If we’re lucky enough to live in the same cities as our friends, showing up at their door means a lot. My friend Abhishek has supported me a lot this way. Just having him by my side as I figured out messy situations gave me a light to smile under.
5. Listen to understand
The best approach to listening is not trying to look for solutions or being a passive interactor, or completing their sentences and telling how you have felt the same. It is to make the effort of understanding them.
Listening is hardly something you can do without full attention. To deeply understand, to figure out the nuances, their feelings, and what matters to them, shows the true love of a friend.

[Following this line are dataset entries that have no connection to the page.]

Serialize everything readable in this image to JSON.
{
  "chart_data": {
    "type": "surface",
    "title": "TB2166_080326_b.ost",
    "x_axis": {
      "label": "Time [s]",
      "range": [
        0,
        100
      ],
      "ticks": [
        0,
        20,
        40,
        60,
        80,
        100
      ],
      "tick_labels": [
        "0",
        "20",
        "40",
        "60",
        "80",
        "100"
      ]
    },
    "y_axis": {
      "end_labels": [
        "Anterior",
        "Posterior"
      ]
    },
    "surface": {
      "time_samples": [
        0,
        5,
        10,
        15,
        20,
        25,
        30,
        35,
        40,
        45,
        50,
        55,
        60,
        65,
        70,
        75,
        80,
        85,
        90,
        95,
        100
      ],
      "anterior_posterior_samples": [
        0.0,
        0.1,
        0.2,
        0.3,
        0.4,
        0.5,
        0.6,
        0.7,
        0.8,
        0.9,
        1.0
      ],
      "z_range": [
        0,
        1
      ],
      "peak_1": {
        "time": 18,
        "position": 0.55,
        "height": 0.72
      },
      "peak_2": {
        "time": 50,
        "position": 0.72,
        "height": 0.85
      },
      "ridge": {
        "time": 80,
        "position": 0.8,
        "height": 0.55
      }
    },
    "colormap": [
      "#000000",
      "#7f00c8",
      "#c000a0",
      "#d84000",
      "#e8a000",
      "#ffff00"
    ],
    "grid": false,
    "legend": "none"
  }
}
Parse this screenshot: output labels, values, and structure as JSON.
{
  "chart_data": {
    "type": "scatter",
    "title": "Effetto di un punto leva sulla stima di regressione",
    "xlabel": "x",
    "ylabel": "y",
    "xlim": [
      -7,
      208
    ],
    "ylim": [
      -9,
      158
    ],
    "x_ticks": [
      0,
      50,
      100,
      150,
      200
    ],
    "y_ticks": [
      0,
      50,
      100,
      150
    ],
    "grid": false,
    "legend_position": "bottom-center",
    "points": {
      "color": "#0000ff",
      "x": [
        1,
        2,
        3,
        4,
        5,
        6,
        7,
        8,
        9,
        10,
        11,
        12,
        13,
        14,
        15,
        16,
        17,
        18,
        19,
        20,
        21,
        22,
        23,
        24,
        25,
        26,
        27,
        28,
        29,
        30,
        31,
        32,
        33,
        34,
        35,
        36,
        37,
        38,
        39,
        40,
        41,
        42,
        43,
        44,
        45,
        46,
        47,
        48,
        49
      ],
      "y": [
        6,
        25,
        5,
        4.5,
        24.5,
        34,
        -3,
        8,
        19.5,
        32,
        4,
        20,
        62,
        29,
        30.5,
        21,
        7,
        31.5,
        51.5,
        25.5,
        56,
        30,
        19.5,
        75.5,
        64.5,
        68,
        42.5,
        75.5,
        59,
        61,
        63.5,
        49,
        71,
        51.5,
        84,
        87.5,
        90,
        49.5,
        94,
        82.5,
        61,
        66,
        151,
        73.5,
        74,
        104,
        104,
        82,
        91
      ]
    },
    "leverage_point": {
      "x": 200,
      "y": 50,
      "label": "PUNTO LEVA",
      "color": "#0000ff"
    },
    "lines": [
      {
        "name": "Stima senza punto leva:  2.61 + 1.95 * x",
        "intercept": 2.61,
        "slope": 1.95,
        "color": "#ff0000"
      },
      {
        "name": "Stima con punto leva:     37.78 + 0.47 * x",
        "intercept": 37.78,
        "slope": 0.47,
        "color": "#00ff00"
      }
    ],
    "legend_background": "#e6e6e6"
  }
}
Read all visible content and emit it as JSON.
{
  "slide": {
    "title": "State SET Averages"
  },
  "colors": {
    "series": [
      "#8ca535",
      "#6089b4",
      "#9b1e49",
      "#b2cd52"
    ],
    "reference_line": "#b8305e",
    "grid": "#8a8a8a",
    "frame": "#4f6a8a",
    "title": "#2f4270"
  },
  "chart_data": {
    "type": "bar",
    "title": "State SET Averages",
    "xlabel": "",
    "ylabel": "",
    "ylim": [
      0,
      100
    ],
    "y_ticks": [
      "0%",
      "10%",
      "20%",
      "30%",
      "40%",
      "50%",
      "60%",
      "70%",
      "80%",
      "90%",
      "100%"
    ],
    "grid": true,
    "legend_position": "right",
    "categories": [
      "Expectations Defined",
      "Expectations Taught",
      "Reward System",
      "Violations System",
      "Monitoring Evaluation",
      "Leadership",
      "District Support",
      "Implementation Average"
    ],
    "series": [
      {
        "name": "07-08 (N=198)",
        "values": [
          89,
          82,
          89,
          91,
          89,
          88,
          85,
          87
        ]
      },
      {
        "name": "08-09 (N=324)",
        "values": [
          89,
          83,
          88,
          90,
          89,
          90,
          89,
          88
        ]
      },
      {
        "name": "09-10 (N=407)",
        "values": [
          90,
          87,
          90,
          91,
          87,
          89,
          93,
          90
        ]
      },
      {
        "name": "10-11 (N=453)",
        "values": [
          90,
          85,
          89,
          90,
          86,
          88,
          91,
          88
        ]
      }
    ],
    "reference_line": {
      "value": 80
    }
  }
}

When you are a listener (and be sure that you’re ready to be one) give yourself to their words. Be really curious about what is bothering them, what they are experiencing, what their opinions are, and more.
I’ve often encountered the mistake of people trying to either diagnose how I’m feeling two minutes into the conversation or share extensively about their experience. No, this is not right. As friends, we can do so much better.
6. Appreciation makes its mark
How often do we feel grateful to our friends? More time than we can count, really. But, how often do we express that gratitude? Is this expression only reserved for certain days?
It’s a shame to reduce moments of deep joy that we can give one another by simply sharing how we feel. Sharing gratitude letters is one way of doing this.
Simple short statements like the following bring priceless closeness:
- I’m grateful to you.
- I feel so lucky to be your friend.
- It’s such a joy to be in your company.
- I learn a lot from you.
- Thank you for being my friend.
- I’m proud of you.
- It’s a privilege to watch you become wiser as time passes by.
- Even when times are hard, thinking of you and our friendship makes me feel happy.
- You are the most wonderful friend I could have asked for.
- You are a blessing in my life.
7. Attend to their needs
In alignment with understanding, one thing to pay attention to is to do what your friend needs, not what you think they need. We make choices based on what we feel and discern as right. And that might work out for us.
But, our friends are separate individuals. We might think that discussing a problem is a good way to resolve it, but maybe what our friend needs is space.
We might think that getting through difficult emotions is by venting and crying, but our friend needs to find comfort through us to deal with their emotions on their own.
So, step back and ask your friend - What do you need? How do you want me to support you? Is the way I’m being with you right now helpful or exhausting for you?
We don’t have to have all the answers. We only need to ask the right questions.
And, that’s it from my side. These were the 7 Steps to Be a Better Friend. I hope you found them helpful and wish you the best with your friendships today and forever!